また、ディスカッションのpolicy implicationにおいて、アドボカシーとか政治家とか専門家は、正確性という軸だけでなく、前述の4つの要素それぞれにおいて、価値をプレゼンすることが大事だと述べられていたが、人・環境において流動的であるutilityを前にして、万人受けするプレゼンは難しく、すべてを含んだ、それ故インパクトに欠けるプレゼンよりは、ある程度オーディエンスを絞った上で、それぞれに有効な軸に重きを置いたプレゼンをすべきでは、と感じた。

Sharot, T., Rollwage, M., Sunstein, C. R., & Fleming, S. M. (2023). Why and When Beliefs Change. Perspectives on psychological science : a journal of the Association for Psychological Science, 18(1), 142–151.

4. 生活の中での信念

私が大学時代に少し所属していた宗教団体では伝道(勧誘)に際して、準備された人だけが救われる(救うことができる)と教えられた。
神様ならみんな救ってよ、とすっきりとしない気持ちを抱えていたが(それが教会に通うことを辞めた理由の1つでもある)、科学という宗教に鞍替えして、やっぱり同じだよね、とも思ったりする。

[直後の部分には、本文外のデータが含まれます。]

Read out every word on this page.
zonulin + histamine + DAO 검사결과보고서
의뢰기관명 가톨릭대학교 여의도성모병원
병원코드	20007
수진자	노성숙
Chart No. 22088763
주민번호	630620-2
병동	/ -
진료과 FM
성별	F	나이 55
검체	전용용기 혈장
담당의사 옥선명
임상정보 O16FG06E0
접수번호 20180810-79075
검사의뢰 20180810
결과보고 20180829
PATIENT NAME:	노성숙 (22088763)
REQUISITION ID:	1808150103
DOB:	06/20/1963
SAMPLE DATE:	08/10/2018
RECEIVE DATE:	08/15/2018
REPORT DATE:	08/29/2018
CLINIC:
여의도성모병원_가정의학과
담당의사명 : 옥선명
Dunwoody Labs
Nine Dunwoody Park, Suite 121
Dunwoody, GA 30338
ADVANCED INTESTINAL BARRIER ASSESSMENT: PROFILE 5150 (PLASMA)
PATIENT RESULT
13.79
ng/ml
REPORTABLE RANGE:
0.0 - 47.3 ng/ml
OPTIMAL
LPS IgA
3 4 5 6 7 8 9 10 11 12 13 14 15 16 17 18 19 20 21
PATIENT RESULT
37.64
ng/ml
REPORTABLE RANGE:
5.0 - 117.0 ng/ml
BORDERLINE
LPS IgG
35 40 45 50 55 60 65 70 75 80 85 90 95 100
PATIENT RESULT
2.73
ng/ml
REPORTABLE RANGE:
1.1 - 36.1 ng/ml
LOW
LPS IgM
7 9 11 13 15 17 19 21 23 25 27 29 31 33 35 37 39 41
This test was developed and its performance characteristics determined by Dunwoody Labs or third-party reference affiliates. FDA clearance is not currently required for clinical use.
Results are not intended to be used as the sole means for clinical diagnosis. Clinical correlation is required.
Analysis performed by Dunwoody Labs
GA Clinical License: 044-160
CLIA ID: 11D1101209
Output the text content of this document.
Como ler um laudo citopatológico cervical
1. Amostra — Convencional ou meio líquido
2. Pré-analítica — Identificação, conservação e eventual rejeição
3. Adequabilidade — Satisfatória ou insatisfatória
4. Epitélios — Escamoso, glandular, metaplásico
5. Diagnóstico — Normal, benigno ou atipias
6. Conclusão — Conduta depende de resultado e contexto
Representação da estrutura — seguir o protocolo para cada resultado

同じ、とはどういうことかというと、我々が準備したエビデンス・言葉が刺さって、価値が迎合する人だけが現代科学で救われる、ということである。
人はそれぞれ何か宗教みたいなもの(文字通りキリスト教などの古典的宗教、無宗教secularismという宗教、科学、はたまた、トレンド・流行・社会的承認まで多岐にわたる、その人自身の軸となる価値観を与えるもののこと)を持っており、その中でinternal outcomesを最大化することで幸福になるのではないかと思っている。
つまり、信念が何であれ、日々の生活ではそれから得られる外的・内的なutilityを最大化することが、人生の最大の目的とも言えるかもしれない。

それを支える1つのサービス・学問であり、私も携わっているものに医学がある。
現代医学では、寿命が最大のアウトカムとして設定され研究や臨床が進められているが、patient-oriented outcomesやprecision medicineなど、医学の役割は拡大の一途を辿っている。拡大すればするほど、その人自身が大事にする「宗教」に合致した医療の提供が難しくなると感じており、医学の文脈において、何を求め与えるべきなのか今一度考える必要がある。